Joseph and his wife, Holly, have two children.

=== Sexual assault allegations ===
In 2004, Joseph was accused of sexually assaulting two female trainers while serving as the defensive backs coach at the University of Colorado. The allegations were investigated by a state task force as part of a massive recruiting scandal that involved multiple women claiming they were raped by football players. Joseph was placed on administrative leave, but after one of the two women involved said she did not want to press charges and the other declined to talk to police, the case was closed and Joseph was not charged. Joseph left the University of Colorado and took a job with Bowling Green shortly afterwards. CU’s then-president said at the time that Joseph was also being investigated for sexual harassment in connection with a different incident in which he had sex with a trainer in a campus athletic facility.

The sexual assault allegations resurfaced in 2017 when Joseph was hired as head coach of the Denver Broncos.

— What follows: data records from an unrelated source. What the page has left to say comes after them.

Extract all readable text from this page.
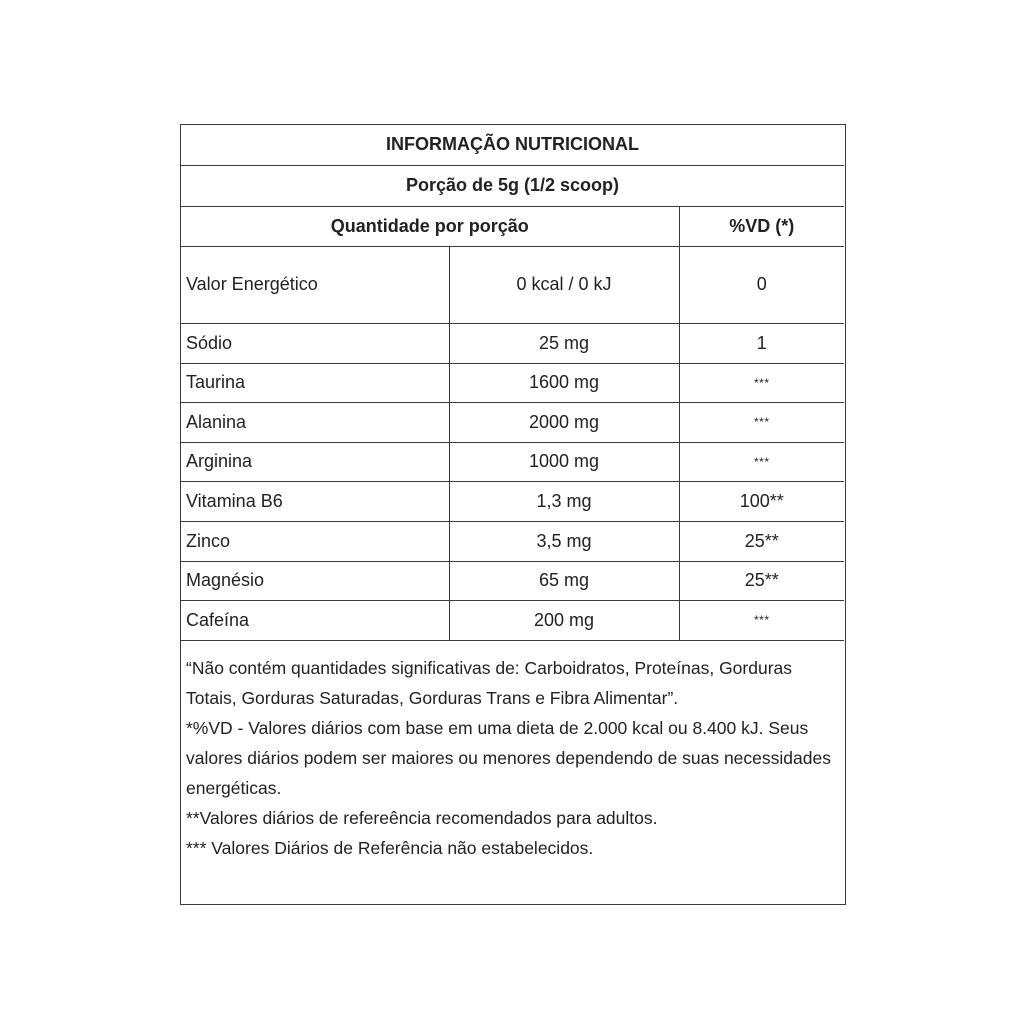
INFORMAÇÃO NUTRICIONAL		
Porção de 5g (1/2 scoop)		
Quantidade por porção		%VD (*)
Valor Energético	0 kcal / 0 kJ	0
Sódio	25 mg	1
Taurina	1600 mg	***
Alanina	2000 mg	***
Arginina	1000 mg	***
Vitamina B6	1,3 mg	100**
Zinco	3,5 mg	25**
Magnésio	65 mg	25**
Cafeína	200 mg	***

“Não contém quantidades significativas de: Carboidratos, Proteínas, Gorduras Totais, Gorduras Saturadas, Gorduras Trans e Fibra Alimentar”.

*%VD - Valores diários com base em uma dieta de 2.000 kcal ou 8.400 kJ. Seus valores diários podem ser maiores ou menores dependendo de suas necessidades energéticas.

**Valores diários de refereência recomendados para adultos.

*** Valores Diários de Referência não estabelecidos.
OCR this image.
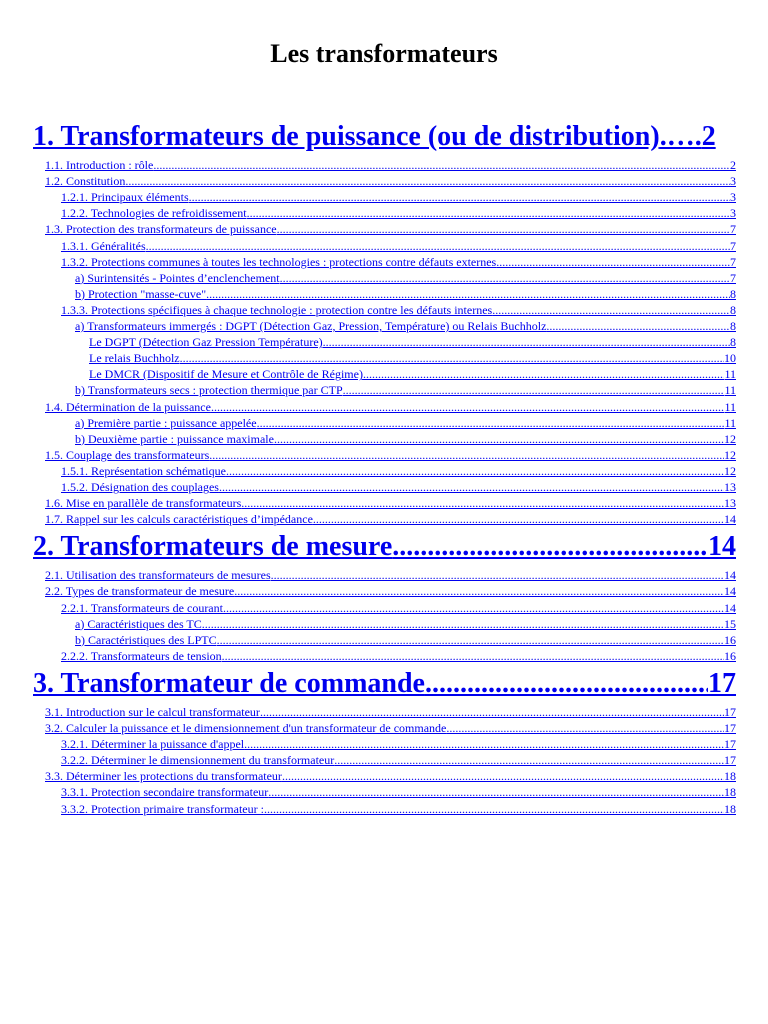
Les transformateurs
1. Transformateurs de puissance (ou de distribution) .…. 2
1.1. Introduction : rôle .....	2
1.2. Constitution .....	3
1.2.1. Principaux éléments .....	3
1.2.2. Technologies de refroidissement .....	3
1.3. Protection des transformateurs de puissance .....	7
1.3.1. Généralités .....	7
1.3.2. Protections communes à toutes les technologies : protections contre défauts externes .....	7
a) Surintensités - Pointes d’enclenchement .....	7
b) Protection "masse-cuve" .....	8
1.3.3. Protections spécifiques à chaque technologie : protection contre les défauts internes .....	8
a) Transformateurs immergés : DGPT (Détection Gaz, Pression, Température) ou Relais Buchholz .....	8
Le DGPT (Détection Gaz Pression Température) .....	8
Le relais Buchholz .....	10
Le DMCR (Dispositif de Mesure et Contrôle de Régime) .....	11
b) Transformateurs secs : protection thermique par CTP .....	11
1.4. Détermination de la puissance .....	11
a) Première partie : puissance appelée .....	11
b) Deuxième partie : puissance maximale .....	12
1.5. Couplage des transformateurs .....	12
1.5.1. Représentation schématique .....	12
1.5.2. Désignation des couplages .....	13
1.6. Mise en parallèle de transformateurs .....	13
1.7. Rappel sur les calculs caractéristiques d’impédance .....	14
2. Transformateurs de mesure .....	14
2.1. Utilisation des transformateurs de mesures .....	14
2.2. Types de transformateur de mesure .....	14
2.2.1. Transformateurs de courant .....	14
a) Caractéristiques des TC .....	15
b) Caractéristiques des LPTC .....	16
2.2.2. Transformateurs de tension .....	16
3. Transformateur de commande .....	17
3.1. Introduction sur le calcul transformateur .....	17
3.2. Calculer la puissance et le dimensionnement d'un transformateur de commande .....	17
3.2.1. Déterminer la puissance d'appel .....	17
3.2.2. Déterminer le dimensionnement du transformateur .....	17
3.3. Déterminer les protections du transformateur .....	18
3.3.1. Protection secondaire transformateur .....	18
3.3.2. Protection primaire transformateur : .....	18
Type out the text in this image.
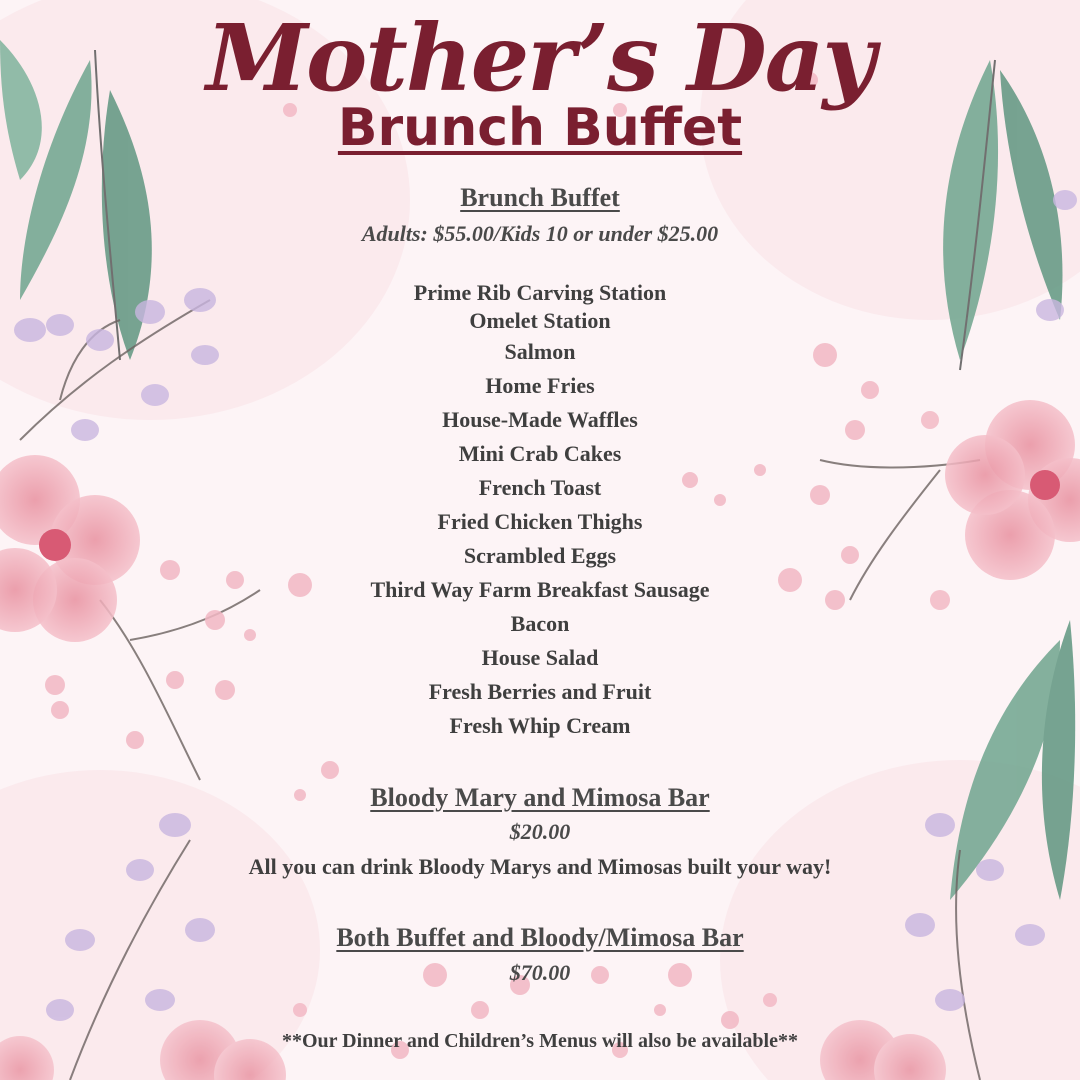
Mother’s Day
Brunch Buffet
Brunch Buffet
Adults: $55.00/Kids 10 or under $25.00
Prime Rib Carving Station
Omelet Station
Salmon
Home Fries
House-Made Waffles
Mini Crab Cakes
French Toast
Fried Chicken Thighs
Scrambled Eggs
Third Way Farm Breakfast Sausage
Bacon
House Salad
Fresh Berries and Fruit
Fresh Whip Cream
Bloody Mary and Mimosa Bar
$20.00
All you can drink Bloody Marys and Mimosas built your way!
Both Buffet and Bloody/Mimosa Bar
$70.00
**Our Dinner and Children’s Menus will also be available**
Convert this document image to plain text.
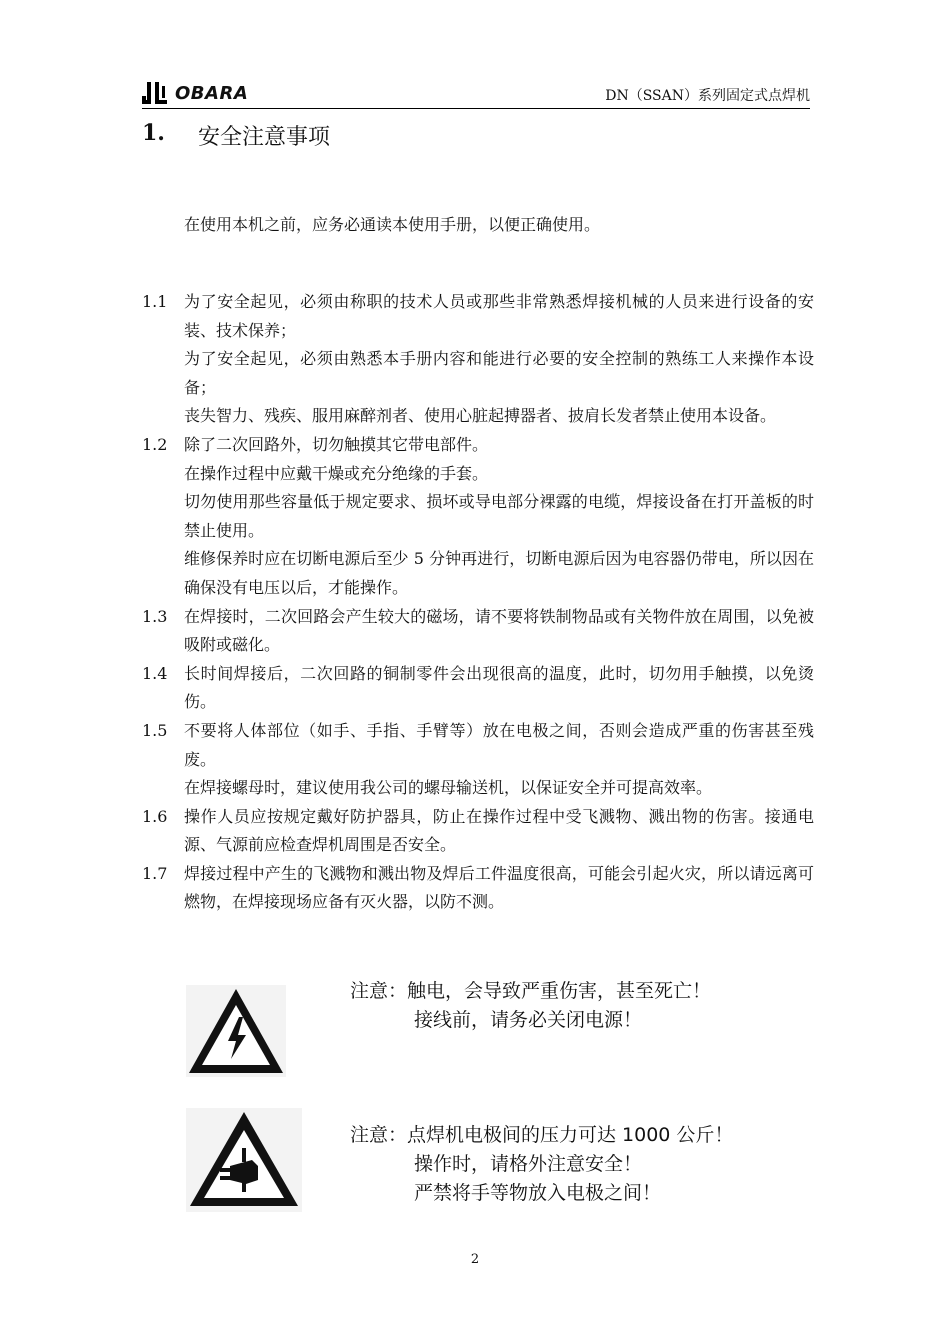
OBARA	DN（SSAN）系列固定式点焊机
1.	安全注意事项
在使用本机之前，应务必通读本使用手册，以便正确使用。
1.1	为了安全起见，必须由称职的技术人员或那些非常熟悉焊接机械的人员来进行设备的安装、技术保养；
为了安全起见，必须由熟悉本手册内容和能进行必要的安全控制的熟练工人来操作本设备；
丧失智力、残疾、服用麻醉剂者、使用心脏起搏器者、披肩长发者禁止使用本设备。
1.2	除了二次回路外，切勿触摸其它带电部件。
在操作过程中应戴干燥或充分绝缘的手套。
切勿使用那些容量低于规定要求、损坏或导电部分裸露的电缆，焊接设备在打开盖板的时禁止使用。
维修保养时应在切断电源后至少 5 分钟再进行，切断电源后因为电容器仍带电，所以因在确保没有电压以后，才能操作。
1.3	在焊接时，二次回路会产生较大的磁场，请不要将铁制物品或有关物件放在周围，以免被吸附或磁化。
1.4	长时间焊接后，二次回路的铜制零件会出现很高的温度，此时，切勿用手触摸，以免烫伤。
1.5	不要将人体部位（如手、手指、手臂等）放在电极之间，否则会造成严重的伤害甚至残废。
在焊接螺母时，建议使用我公司的螺母输送机，以保证安全并可提高效率。
1.6	操作人员应按规定戴好防护器具，防止在操作过程中受飞溅物、溅出物的伤害。接通电源、气源前应检查焊机周围是否安全。
1.7	焊接过程中产生的飞溅物和溅出物及焊后工件温度很高，可能会引起火灾，所以请远离可燃物，在焊接现场应备有灭火器，以防不测。
注意：触电，会导致严重伤害，甚至死亡！
接线前，请务必关闭电源！
注意：点焊机电极间的压力可达 1000 公斤！
操作时，请格外注意安全！
严禁将手等物放入电极之间！
2
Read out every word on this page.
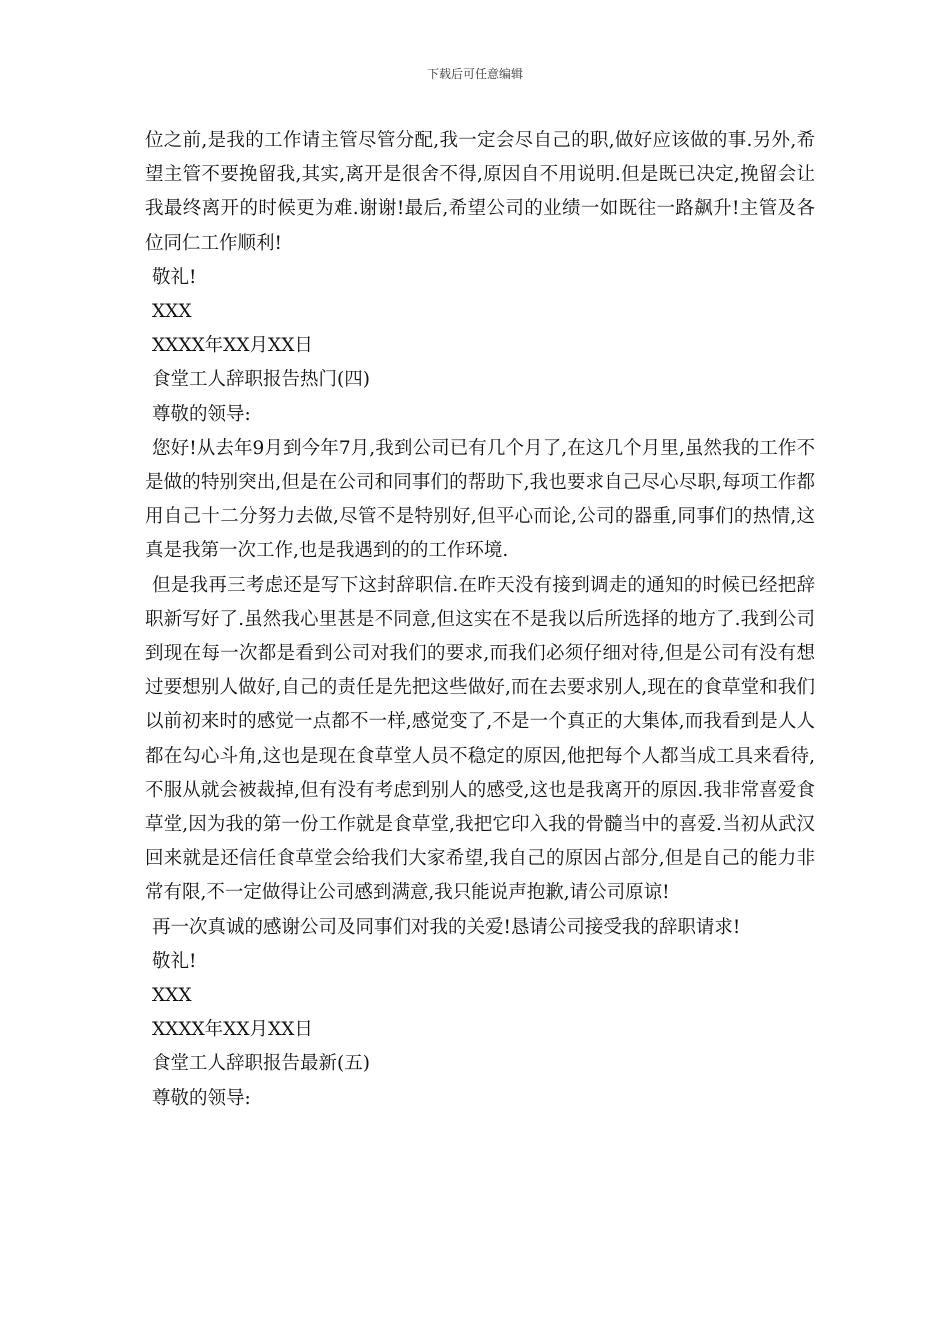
下载后可任意编辑

位之前,是我的工作请主管尽管分配,我一定会尽自己的职,做好应该做的事.另外,希望主管不要挽留我,其实,离开是很舍不得,原因自不用说明.但是既已决定,挽留会让我最终离开的时候更为难.谢谢!最后,希望公司的业绩一如既往一路飙升!主管及各位同仁工作顺利!

敬礼!

XXX

XXXX年XX月XX日

食堂工人辞职报告热门(四)

尊敬的领导:

您好!从去年9月到今年7月,我到公司已有几个月了,在这几个月里,虽然我的工作不是做的特别突出,但是在公司和同事们的帮助下,我也要求自己尽心尽职,每项工作都用自己十二分努力去做,尽管不是特别好,但平心而论,公司的器重,同事们的热情,这真是我第一次工作,也是我遇到的的工作环境.

但是我再三考虑还是写下这封辞职信.在昨天没有接到调走的通知的时候已经把辞职新写好了.虽然我心里甚是不同意,但这实在不是我以后所选择的地方了.我到公司到现在每一次都是看到公司对我们的要求,而我们必须仔细对待,但是公司有没有想过要想别人做好,自己的责任是先把这些做好,而在去要求别人,现在的食草堂和我们以前初来时的感觉一点都不一样,感觉变了,不是一个真正的大集体,而我看到是人人都在勾心斗角,这也是现在食草堂人员不稳定的原因,他把每个人都当成工具来看待,不服从就会被裁掉,但有没有考虑到别人的感受,这也是我离开的原因.我非常喜爱食草堂,因为我的第一份工作就是食草堂,我把它印入我的骨髓当中的喜爱.当初从武汉回来就是还信任食草堂会给我们大家希望,我自己的原因占部分,但是自己的能力非常有限,不一定做得让公司感到满意,我只能说声抱歉,请公司原谅!

再一次真诚的感谢公司及同事们对我的关爱!恳请公司接受我的辞职请求!

敬礼!

XXX

XXXX年XX月XX日

食堂工人辞职报告最新(五)

尊敬的领导:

Before hiring Joseph, Broncos general manager John Elway conducted an investigation into sexual assault and sexual harassment complaints against Joseph and Joseph was asked directly about the accusations during the interview process. Joseph said that the allegations were false but that he was deeply embarrassed by the sexual harassment incident because he was a married father.